MINNEAPOLIS (WCCO) — In a town hungry for a winning sports team, we have one. The Minnesota Lynx have clinched the top record in their WNBA division, and are one game away from clinching the best record in the league, and home court advantage in the playoffs.
Yet, the media and community excitement level doesn’t seem to be there. Why do women’s sports and the Lynx have such a tough time competing?
“We’re trying to do our best to be a fan base like the Twins and the Vikings,” said longtime Lynx star Seimone Augustus. “Winning has definitely helped us.”
Still, at the Minnesota Lynx shoot-around and media availability Thursday, there were two print reporters and one TV reporter: me.
“People are busy, It’s the economy, there’s a lot of sports. All we can focus on is having fun and playing hard,” said Minnesota-native and former Gopher phenom Lindsay Whalen.
Despite some peaks of fan interest with women’s sports, like during the World Cup or the Olympics, in general, women’s sports have a tough time gaining traction, according to Nicole La Voi, Associate Director of the Tucker Center for Research on Girls & Women in Sport.
“Even when the men are losing they’ll get front page above the fold, while female athletes are relegated to the hinterlands of the sports section or not covered at all,” said La Voi. “WCCO excluded, who’s done a fairly good job of covering the Lynx? There’s essentially been a local media blackout of covering the Lynx.”
“Is it sexism?” asked WCCO reporter Jason DeRusha.
“Yeah, I think so,” said Augustus.
She said she’s heard the attitude from men that “girls can’t play,” adding, “as long as we prove the men wrong, we’ll be alright.”
“Strength, power, speed, aggression are characteristics we uphold in athletics — and most closely align with men’s professional sports,” said La Voi.
It’s not like the Lynx aren’t getting some traction from fans. Announced attendance is up for the sixth consecutive season, according to the team. The average is close to 8,400 people, which is fifth in the league, up from 7,622 last year.
A bigger deal for the team, the number of actual people in the building is up over 60 percent from last season, according to the Lynx.

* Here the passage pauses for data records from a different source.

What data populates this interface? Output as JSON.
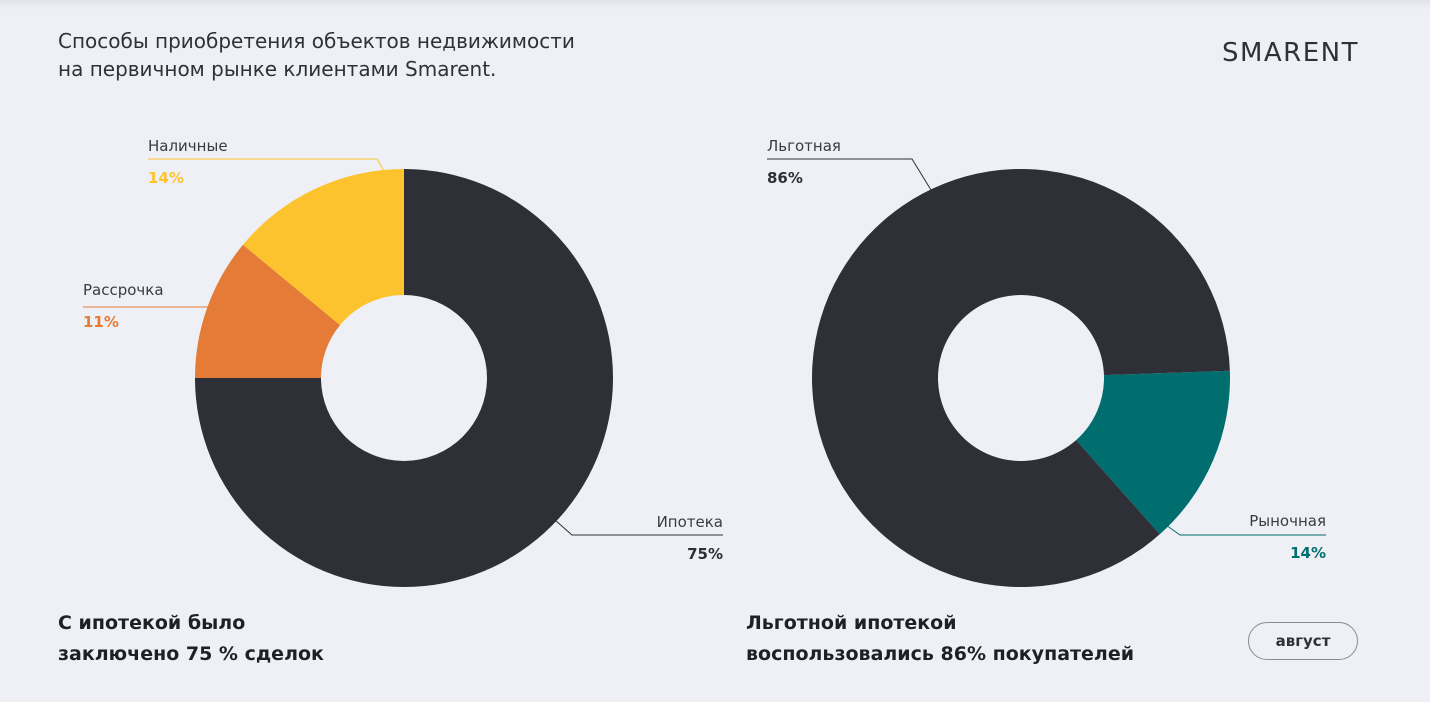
{
  "header": {
    "title_line1": "Способы приобретения объектов недвижимости",
    "title_line2": "на первичном рынке клиентами Smarent.",
    "brand": "SMARENT"
  },
  "chart_data": [
    {
      "type": "pie",
      "style": "donut",
      "slices": [
        {
          "label": "Ипотека",
          "value": 75,
          "value_label": "75%",
          "color": "#2e2f37"
        },
        {
          "label": "Рассрочка",
          "value": 11,
          "value_label": "11%",
          "color": "#e47b36"
        },
        {
          "label": "Наличные",
          "value": 14,
          "value_label": "14%",
          "color": "#fdc32f"
        }
      ],
      "caption_line1": "С ипотекой было",
      "caption_line2": "заключено 75 % сделок"
    },
    {
      "type": "pie",
      "style": "donut",
      "slices": [
        {
          "label": "Рыночная",
          "value": 14,
          "value_label": "14%",
          "color": "#006d6f"
        },
        {
          "label": "Льготная",
          "value": 86,
          "value_label": "86%",
          "color": "#2e2f37"
        }
      ],
      "caption_line1": "Льготной ипотекой",
      "caption_line2": "воспользовались 86% покупателей"
    }
  ],
  "controls": {
    "month_label": "август"
  },
  "colors": {
    "background": "#eff0f5",
    "text": "#2f3038"
  }
}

“Our walk-up sales (day of game) are up over 250 percent from last year,” said public relations manager Aaron Seehusen. “We’ve already sold more new season tickets for next year than we did for all of this year. We actually just had a guy yesterday buy 54 new season tickets for next year.”
But compared to most major men’s sports, 8,400 fans doesn’t seem like a groundswell of support.
“If you look at fan attendance in NBA in years 12 or 13, it was much lower than 7,000 or 8,000 fans,” said La Voi.
Indeed, the Los Angeles Lakers of 1961 drew an average of 5,045 fans. The New York Knicks drew an average of 8,035. Both of those cities are much larger than Minneapolis.
For Augustus and Whalen, the key is getting a skeptical group of sports fans to actually experience the product.
“It’s like how you gonna get ’em here? What’s gonna entice them to get here. We talk about the spandex like overseas, like the Australians wear, whatever it’s gonna take,” said Augustus.